Les patients dont vous vous occupez ont des proches: comment soutenez-vous ceux-ci?

Il y a deux étapes dans la prise en charge des AVC. La phase aiguë survient dans les premières heures et jours après l’événement. Il faut agir vite et avec de gros moyens médicaux pour protéger le cerveau afin d’éviter au maximum les séquelles secondaires. Cette urgence et la lourdeur médicale associée au choc du diagnostic de l’attaque qui affecte l’organe le plus essentiel de l’humain est traumatisant et psychologiquement violent à vivre pour les victimes et leurs proches. La deuxième étape consiste à discuter de la situation et des problèmes individuels avec la famille et le patient pour mieux orienter la rééducation et la réadaptation. Ces 2 termes sont fréquemment confondus à tort mais sont essentiellement différents. On peut rééduquer certaines fonctions perdues mais pour celles qui persistent il faut se réadapter, c’est la clé du «mieux vivre» après un AVC.

 

Quels sont les besoins des proches devant cette situation traumatisante?

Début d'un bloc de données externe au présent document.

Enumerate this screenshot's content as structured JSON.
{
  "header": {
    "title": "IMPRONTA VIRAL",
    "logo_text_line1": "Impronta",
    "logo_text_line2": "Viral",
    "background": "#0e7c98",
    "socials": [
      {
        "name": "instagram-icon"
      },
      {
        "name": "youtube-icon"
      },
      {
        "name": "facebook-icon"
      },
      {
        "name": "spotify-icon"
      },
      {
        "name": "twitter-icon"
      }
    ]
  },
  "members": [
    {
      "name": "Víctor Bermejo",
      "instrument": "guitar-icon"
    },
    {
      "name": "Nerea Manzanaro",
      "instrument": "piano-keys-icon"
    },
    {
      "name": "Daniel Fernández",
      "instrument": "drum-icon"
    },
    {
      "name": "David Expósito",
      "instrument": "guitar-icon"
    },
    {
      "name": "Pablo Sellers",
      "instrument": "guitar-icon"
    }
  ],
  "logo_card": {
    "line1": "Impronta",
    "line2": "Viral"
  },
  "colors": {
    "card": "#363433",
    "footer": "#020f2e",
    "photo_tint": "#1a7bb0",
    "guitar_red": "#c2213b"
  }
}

Ils varient et diffèrent à chaque étape du processus de reconstruction après l’AVC. Certains se focalisent sur l’origine de la maladie et sa prise en charge, d’autres sur les médicaments, beaucoup s’inquiètent de la récidive et certains cherchent à revenir à l’état antérieur. Notre mission est d’informer, expliquer et rassurer. Après l’AVC, de nombreux patients et leur entourage découvrent des séquelles invisibles insoupçonnées comme une fatigue chronique, des troubles de la concentration ou de l’attention, des modifications du comportement comme l’irritabilité ou l’apathie ou encore des maux de tête chroniques. Ces changements impliquent une adaptation du quotidien et ont souvent des répercussions majeures sur la vie privée, sociale et professionnelle. Il est essentiel d’aborder ces problématiques lors des visites médicales et ne pas se contenter de prescrire des médicaments.

 

En quoi les proches peuvent-ils aider le patient à récupérer?

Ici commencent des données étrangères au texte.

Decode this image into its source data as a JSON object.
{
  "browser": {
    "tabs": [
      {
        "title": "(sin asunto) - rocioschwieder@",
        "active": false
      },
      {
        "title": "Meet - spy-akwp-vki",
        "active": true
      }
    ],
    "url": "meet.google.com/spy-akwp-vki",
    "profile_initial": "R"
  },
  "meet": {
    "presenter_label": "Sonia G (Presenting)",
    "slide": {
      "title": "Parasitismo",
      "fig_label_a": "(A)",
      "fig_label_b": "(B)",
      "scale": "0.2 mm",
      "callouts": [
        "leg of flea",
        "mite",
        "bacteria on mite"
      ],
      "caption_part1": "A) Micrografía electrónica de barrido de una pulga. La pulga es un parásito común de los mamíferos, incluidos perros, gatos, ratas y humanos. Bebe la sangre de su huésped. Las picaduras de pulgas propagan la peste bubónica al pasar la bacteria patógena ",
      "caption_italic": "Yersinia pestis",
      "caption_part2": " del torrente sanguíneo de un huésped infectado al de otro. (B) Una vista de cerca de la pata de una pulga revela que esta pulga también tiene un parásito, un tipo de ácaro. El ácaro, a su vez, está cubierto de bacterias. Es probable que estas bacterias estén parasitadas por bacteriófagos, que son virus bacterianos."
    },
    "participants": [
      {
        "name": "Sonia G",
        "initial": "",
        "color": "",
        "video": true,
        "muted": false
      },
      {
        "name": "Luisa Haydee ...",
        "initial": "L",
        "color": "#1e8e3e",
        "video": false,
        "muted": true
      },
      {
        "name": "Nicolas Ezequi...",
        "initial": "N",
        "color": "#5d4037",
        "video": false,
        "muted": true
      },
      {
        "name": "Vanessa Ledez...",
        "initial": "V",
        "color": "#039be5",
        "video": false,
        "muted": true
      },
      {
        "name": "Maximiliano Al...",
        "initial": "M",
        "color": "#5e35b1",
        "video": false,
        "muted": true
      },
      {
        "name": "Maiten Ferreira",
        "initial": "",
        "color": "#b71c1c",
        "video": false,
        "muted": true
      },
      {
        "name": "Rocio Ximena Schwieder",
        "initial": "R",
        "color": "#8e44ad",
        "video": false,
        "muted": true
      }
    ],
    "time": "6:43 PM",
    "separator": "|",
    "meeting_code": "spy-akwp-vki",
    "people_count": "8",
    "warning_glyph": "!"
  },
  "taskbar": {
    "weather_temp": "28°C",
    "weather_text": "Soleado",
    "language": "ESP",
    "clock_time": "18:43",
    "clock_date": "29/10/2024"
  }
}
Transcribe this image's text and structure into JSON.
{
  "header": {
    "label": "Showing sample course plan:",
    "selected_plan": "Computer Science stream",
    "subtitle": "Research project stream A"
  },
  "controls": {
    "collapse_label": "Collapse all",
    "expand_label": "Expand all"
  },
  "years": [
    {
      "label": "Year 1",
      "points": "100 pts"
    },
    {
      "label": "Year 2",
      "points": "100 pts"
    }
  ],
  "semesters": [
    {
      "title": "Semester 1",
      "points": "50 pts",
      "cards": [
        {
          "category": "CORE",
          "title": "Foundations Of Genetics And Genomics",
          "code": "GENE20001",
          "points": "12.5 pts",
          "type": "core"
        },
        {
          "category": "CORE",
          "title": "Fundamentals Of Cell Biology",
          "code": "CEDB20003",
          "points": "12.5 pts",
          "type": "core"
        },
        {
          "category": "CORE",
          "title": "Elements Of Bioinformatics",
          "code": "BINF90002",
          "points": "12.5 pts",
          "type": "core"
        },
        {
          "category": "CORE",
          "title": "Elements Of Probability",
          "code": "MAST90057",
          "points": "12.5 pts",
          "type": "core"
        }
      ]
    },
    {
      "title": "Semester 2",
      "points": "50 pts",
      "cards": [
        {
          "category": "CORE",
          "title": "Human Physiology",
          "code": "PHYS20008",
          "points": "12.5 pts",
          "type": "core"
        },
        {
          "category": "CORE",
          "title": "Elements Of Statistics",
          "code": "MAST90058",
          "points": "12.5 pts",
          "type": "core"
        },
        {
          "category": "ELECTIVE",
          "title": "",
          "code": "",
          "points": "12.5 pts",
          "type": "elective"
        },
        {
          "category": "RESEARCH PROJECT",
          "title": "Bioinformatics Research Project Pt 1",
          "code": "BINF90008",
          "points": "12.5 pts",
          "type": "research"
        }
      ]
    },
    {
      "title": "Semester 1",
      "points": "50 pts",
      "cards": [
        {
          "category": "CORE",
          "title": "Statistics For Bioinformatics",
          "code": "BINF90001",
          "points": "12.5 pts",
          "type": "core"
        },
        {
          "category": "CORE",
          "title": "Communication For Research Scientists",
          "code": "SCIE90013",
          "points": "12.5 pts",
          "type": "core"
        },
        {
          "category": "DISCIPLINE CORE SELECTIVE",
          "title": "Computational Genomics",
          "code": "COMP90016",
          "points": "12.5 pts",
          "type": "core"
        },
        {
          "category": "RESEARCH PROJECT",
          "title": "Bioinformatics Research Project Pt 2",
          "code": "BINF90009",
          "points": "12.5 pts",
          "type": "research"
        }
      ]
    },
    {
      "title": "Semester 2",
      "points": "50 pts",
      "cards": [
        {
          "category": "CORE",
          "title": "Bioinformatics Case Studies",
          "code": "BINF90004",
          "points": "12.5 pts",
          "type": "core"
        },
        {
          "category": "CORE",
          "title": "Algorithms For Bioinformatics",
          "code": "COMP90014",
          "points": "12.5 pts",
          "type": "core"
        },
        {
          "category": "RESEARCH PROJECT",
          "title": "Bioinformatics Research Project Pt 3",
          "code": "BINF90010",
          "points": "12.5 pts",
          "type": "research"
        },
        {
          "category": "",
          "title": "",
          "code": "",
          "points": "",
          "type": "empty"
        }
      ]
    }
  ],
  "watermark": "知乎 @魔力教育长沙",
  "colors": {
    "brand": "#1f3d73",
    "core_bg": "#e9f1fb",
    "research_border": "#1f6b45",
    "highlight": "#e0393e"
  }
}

La plus grande aide est de prendre conscience et d’accepter qu’il y a un avant et un après AVC. Il faut vivre avec quelqu’un de plus ou moins différent physiquement et mentalement. C’est un chemin psychologique qui prend du temps. Sa réussite dépend des ressources et de la résilience de chacun. Certains couples et familles éclatent, des dépressions surviennent mais beaucoup parviennent à la sagesse nécessaire pour accepter et positiver malgré la situation. Il faut arriver à voir le verre à moitié plein plutôt qu’à moitié vide.

 

Comment les professionnels peuvent-ils intégrer les proches dans le soutien à la personne touchée?

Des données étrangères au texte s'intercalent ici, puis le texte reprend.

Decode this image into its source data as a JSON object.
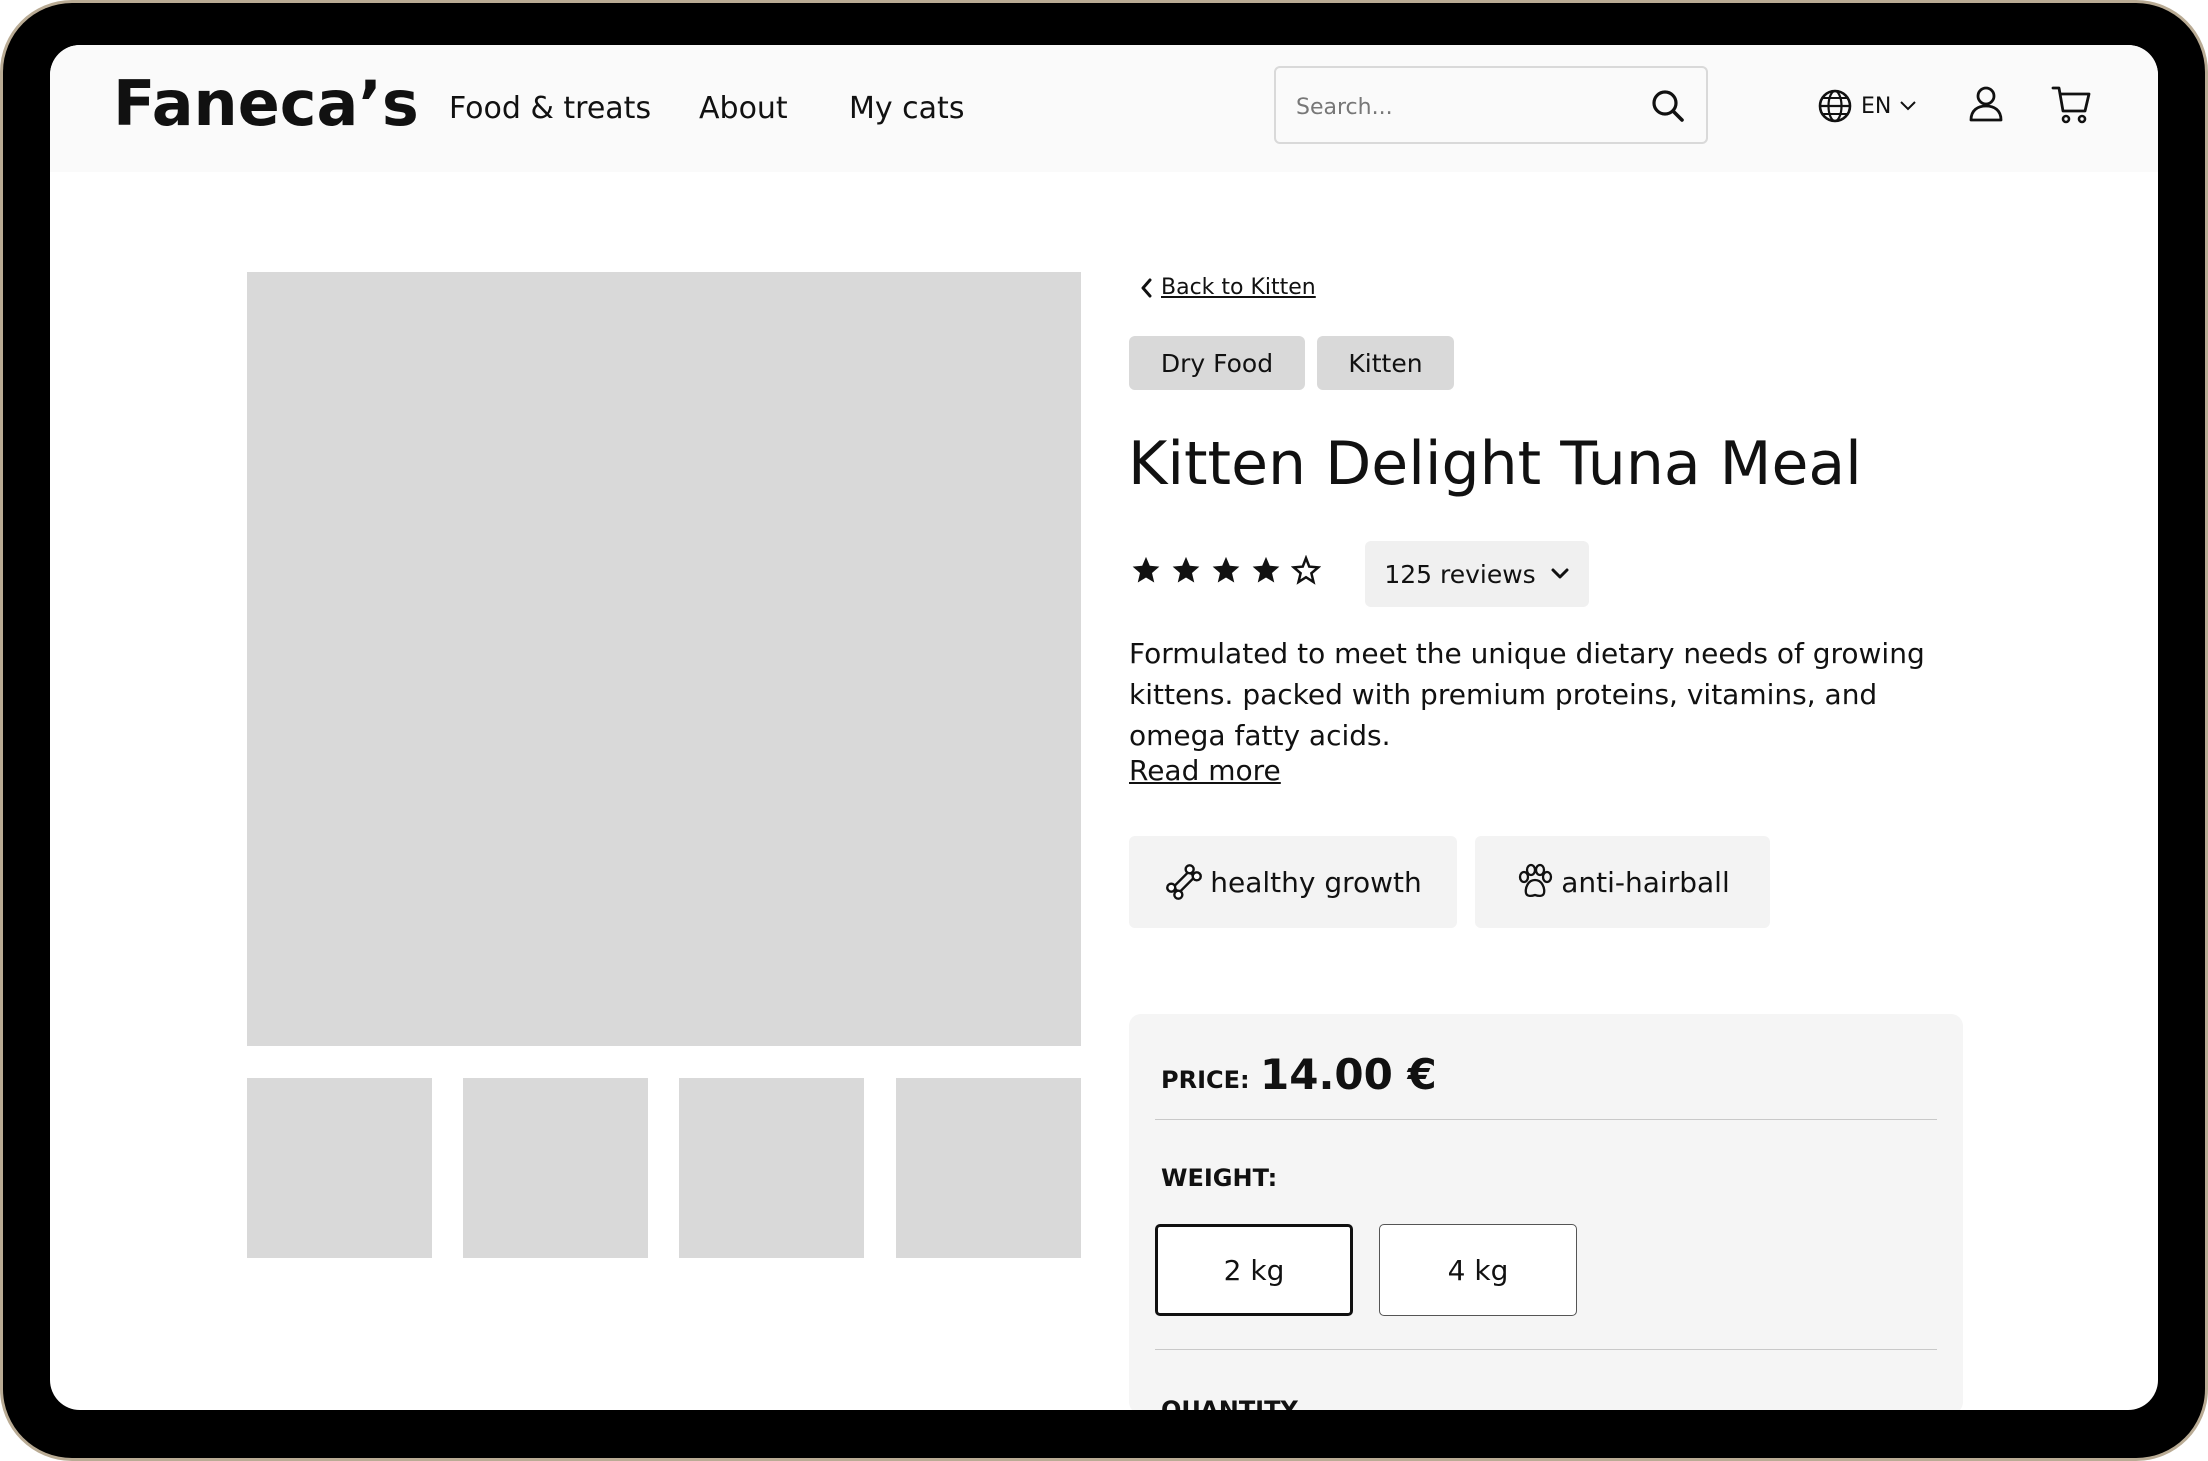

Nous proposons aux proches de trouver des astuces pour améliorer le quotidien: motiver sans excès, valoriser les petits progrès, ne pas stigmatiser, comprendre sans juger. Participer à des groupes de parole comme ceux proposés par FRAGILE Suisse, avoir des discussions avec le médecin de famille et suivre des consultations psychologiques intègrent les proches dans ce soutien et les épaulent dans cette tâche difficile.

 

Quelle est la force des proches?

Leur force est d’être présent, d’accompagner, de partager, d’aider et de motiver au quotidien, sans excès. On constate parfois une infantilisation du malade de la part du conjoint ou des enfants, des jugements excessifs sur des changements de vie à adopter comme l’alimentation, l’activité physique ou l’arrêt du tabac. Il faut éviter d’exercer une pression constante sur le patient qui a souvent bien compris sa situation. Changer de mode de vie et s’adapter prend du temps et chacun choisit sa propre route. Celle-ci diverge entre celle choisie par le patient et celle souhaitée par les proches. Les proches rendent possible le «mieux vivre», mais ne doivent pas oublier le mot «vivre». Il faut s’extraire de la maladie et du tout médicalisé pour appréhender un quotidien plus léger et exaltant, fait de rires, de découvertes et d’expériences émotionnellement fortes. Les contraintes liées à l’AVC imposent de planifier et d’organiser le quotidien; c’est la clé pour expérimenter les bons moments de la vie. C’est un besoin vital et aussi une source de guérison à ne pas négliger.